10. Aux termes de l’article L. 511-1 du code de justice administrative : « Le juge des référés statue par des mesures qui présentent un caractère provisoire. Il n’est pas saisi du principal et se prononce dans les meilleurs délais. ».

11. En application des dispositions précitées de l’article L. 511-1 du code de justice administrative, il y a lieu d’enjoindre au préfet territorialement compétent de réexaminer la situation de Mme A... dans un délai d’un mois à compter de la notification de la présente ordonnance et de la munir, dans un délai de dix jours à compter de cette notification, d’une attestation de prolongation d’instruction l’autorisant à travailler valable jusqu’à ce qu’il soit statué sur la requête au fond ou jusqu’à l’adoption d’une nouvelle décision sur son droit au séjour. A ce stade, il n’y a pas lieu d’assortir cette injonction d’une astreinte.

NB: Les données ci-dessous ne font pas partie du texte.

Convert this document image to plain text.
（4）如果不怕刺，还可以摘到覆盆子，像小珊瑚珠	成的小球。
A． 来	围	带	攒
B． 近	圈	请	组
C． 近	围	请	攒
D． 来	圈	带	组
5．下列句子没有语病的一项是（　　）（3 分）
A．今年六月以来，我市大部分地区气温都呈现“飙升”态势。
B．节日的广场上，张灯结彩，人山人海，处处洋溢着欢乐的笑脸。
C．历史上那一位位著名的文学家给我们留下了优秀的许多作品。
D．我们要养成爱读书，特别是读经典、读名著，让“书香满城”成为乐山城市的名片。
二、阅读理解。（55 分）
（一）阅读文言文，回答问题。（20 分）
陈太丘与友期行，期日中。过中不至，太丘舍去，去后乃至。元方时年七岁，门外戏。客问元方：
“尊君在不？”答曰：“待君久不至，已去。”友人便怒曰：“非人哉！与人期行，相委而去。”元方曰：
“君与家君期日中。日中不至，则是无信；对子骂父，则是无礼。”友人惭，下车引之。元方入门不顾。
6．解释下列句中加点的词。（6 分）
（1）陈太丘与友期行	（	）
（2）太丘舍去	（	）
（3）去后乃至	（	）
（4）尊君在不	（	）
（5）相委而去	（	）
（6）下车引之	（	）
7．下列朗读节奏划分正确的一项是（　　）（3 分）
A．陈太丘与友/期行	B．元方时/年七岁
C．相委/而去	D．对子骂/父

Sur les frais liés au litige :

12. Il y a lieu, dans les circonstances de l’espèce, de mettre à la charge de l’Etat une somme de 1000 euros sur le fondement des dispositions de l’article L. 761-1 du code de justice administrative


ORDONNE :


Article 1er : L'exécution de la décision implicite par laquelle le préfet des Hauts-de-Seine a refusé de renouveler le titre de séjour de Mme A... est suspendue jusqu’à ce qu’il soit statué au fond sur sa légalité.
Article 2 : Il est enjoint au préfet territorialement compétent de procéder, au réexamen de la demande de titre de séjour de Mme A... dans un délai d’un mois à compter de la notification de la présente ordonnance et de la munir, dans un délai de dix jours à compter de cette notification, d’une attestation de prolongation d’instruction l’autorisant à travailler valable jusqu’à ce qu’il soit statué sur la requête au fond ou jusqu’à l’adoption d’une nouvelle décision sur son droit au séjour.
Article 3 : L’Etat versera à Mme A... une somme de 1 000 euros en application des dispositions de l’article L. 761-1 du code de justice administrative.



Article 4 : La présente ordonnance sera notifiée à Mme B... A... et au ministre de l’intérieur.
Copie en sera adressée au préfet des Hauts-de-Seine.


Fait à Cergy, le 26 décembre 2025.

La juge des référés

signé

E. Rolin


La République mande et ordonne au ministre de l’intérieur en ce qui le concerne ou à tous commissaires de justice à ce requis en ce qui concerne les voies de droit commun contre les parties privées, de pourvoir à l’exécution de la présente décision.